Gejala kecurangan pada manajemen
- Ketidakcocokan diantara manajemen puncak;
- Moral dan motivasi karyawan rendah;
- Departemen akuntansi kekurangan staf;
- Tingkat komplain yang tinggi terhadap
organisasi/perusahaan dari pihak konsumen, pemasok, atau badan otoritas;
- Kekurangan kas secara tidak teratur dan
tidak terantisipasi;
- Penjualan/laba menurun sementara itu utang
dan piutang dagang meningkat;
- Perusahaan mengambil kredit sampai batas
maksimal untuk jangka waktu yang lama;
- Terdapat kelebihan persediaan yang
signifikan;
- Terdapat peningkatan jumlah ayat jurnal
penyesuaian pada akhir tahun buku.
2.
Gejala kecurangan pada karyawan/pegawai
- Pembuatan ayat jurnal penyesuaian tanpa
otorisasi manajemen dan tanpa perincian/penjelasan pendukung;
- Pengeluaran tanpa dokumen pendukung;
- Pencatatan yang salah/tidak akurat pada
buku jurnal/besar;
- Penghancuran, penghilangan, pengrusakan
dokumen pendukung pembayaran;
- Kekurangan barang yang diterima;
- Kemahalan harga barang yang dibeli;
- Faktur ganda;
- Penggantian mutu barang.
Perilaku
Pelaku Fraud
Berikut
merupakan beberapa perilaku seseorang yang harus menjadi perhatian karena dapat
merupakan indikasi adanya kecurangan yang dilakukan orang tersebut, yaitu:
- Perubahan perilaku secara
signifikan, seperti: easy going, tidak seperti biasanya, gaya hidup
mewah, mobil atau pakaian mahal;
- Gaya hidup di atas rata-rata;
- Sedang mengalami trauma
emosional di rumah atau tempat kerja;
- Penjudi berat;
- Peminum berat;
- Sedang dililit utang;
- Temuan audit atas kekeliruan (error)
atau ketidakberesan (irregularities) dianggap tidak material ketika
ditemukan;
- Bekerja tenang, bekerja keras,
bekerja melampaui jam kerja, sering bekerja sendiri.
-
Fraud
dalam Pengelolaan Keuangan Negara
Bantuan
Likuiditas Bank Indonesia dan Century Gate.
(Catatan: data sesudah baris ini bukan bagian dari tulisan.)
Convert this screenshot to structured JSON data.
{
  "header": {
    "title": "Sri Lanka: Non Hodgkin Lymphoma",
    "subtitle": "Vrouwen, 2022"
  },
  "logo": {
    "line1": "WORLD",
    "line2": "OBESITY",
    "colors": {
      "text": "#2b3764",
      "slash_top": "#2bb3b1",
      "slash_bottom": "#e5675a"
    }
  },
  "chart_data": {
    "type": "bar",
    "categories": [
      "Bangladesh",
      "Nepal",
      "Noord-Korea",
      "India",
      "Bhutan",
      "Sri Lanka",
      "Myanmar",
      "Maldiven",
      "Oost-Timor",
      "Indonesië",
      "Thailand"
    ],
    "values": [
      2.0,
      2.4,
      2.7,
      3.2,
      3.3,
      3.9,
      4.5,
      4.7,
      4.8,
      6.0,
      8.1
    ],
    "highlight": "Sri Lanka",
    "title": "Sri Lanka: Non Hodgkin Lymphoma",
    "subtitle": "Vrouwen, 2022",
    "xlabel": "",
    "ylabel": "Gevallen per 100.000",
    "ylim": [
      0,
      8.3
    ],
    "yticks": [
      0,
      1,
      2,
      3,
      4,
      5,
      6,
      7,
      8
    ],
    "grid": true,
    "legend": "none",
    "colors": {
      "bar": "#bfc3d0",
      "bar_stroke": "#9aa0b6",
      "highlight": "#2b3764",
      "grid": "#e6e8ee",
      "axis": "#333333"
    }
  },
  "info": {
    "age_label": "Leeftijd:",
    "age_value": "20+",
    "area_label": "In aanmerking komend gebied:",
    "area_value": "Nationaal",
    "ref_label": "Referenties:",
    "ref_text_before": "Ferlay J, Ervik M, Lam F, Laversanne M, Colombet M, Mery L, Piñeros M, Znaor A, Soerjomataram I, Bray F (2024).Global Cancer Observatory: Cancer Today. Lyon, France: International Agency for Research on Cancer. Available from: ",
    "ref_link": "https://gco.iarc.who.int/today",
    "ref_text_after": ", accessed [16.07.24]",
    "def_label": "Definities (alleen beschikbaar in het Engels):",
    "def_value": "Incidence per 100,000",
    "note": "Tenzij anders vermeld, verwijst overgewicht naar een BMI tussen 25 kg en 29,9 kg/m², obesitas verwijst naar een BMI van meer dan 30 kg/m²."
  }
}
Kedua kasus ini memiliki kesamaan, yaitu
sama-sama menggunakan dana talangan yang diberikan pemerintah yang seharusnya
untuk menyelamatkan kondisi modal perbankan namun dana tersebut oleh
manajemen malah diselewengkan untuk kepentingan pribadi atau bisnisnya yang
lain.
Pengadaan
Barang dan Jasa.
Prof. Dr. Soemitro Djojohadikusumo pada Kongres ISEI 1993 memperkirakan
kebocoran keungan Negara sekitar 30% dari pengadaan barang dan jasa. Kerugian
ini bervariasi dari department ke department sampai ke tingkat pemerintah
daerah. JIka dilakukan penelitian untuk tahun-tahun sekarang ini kemungkinan
persentasenya akan lebih besar lagi, karena otonomi daerah membawa dampak
adanya raja-raja kecil di daerah yang menuntut bagian proyek pengadaan barang
dan jasa.
Penyediaan
Barang dan Jasa Publik. Teorinya pubic goods disediakan untuk masyarakat luas, tanpa
diskriminasi. Namun, berbagai faktor memberi peluang bagi pihak-pihak tertentu
untuk menikmati public goods seolah-olah itu merupakan private goods
bagi mereka. Contohnya saja jasa keamanan yang merupakan public goods
yang disediakan TNI/Polri dapat dinikmati oleh orang atau perusahaan yang
membayar harga yang tepat. Demikian pula dengan kendaraan, rumah dinas, dll
yang diakui sepihak menjadi hak milik pejabat sebelumnya.
Peran
Multinational Corporation (MNC). Potensi fraud yang melibatkan perusahaan atau pengusaha asing
biasanya terletak pada perizinan usaha pertambangan dan energi yang bisanya
diperoleh dengan cara-cara penyuapan. Apalagi pemerintah menerapkan production
sharing atas lokasi-lokasi pertambangan di tanah air yang sangat rentan
diselewengkan oleh para operator pertambangan.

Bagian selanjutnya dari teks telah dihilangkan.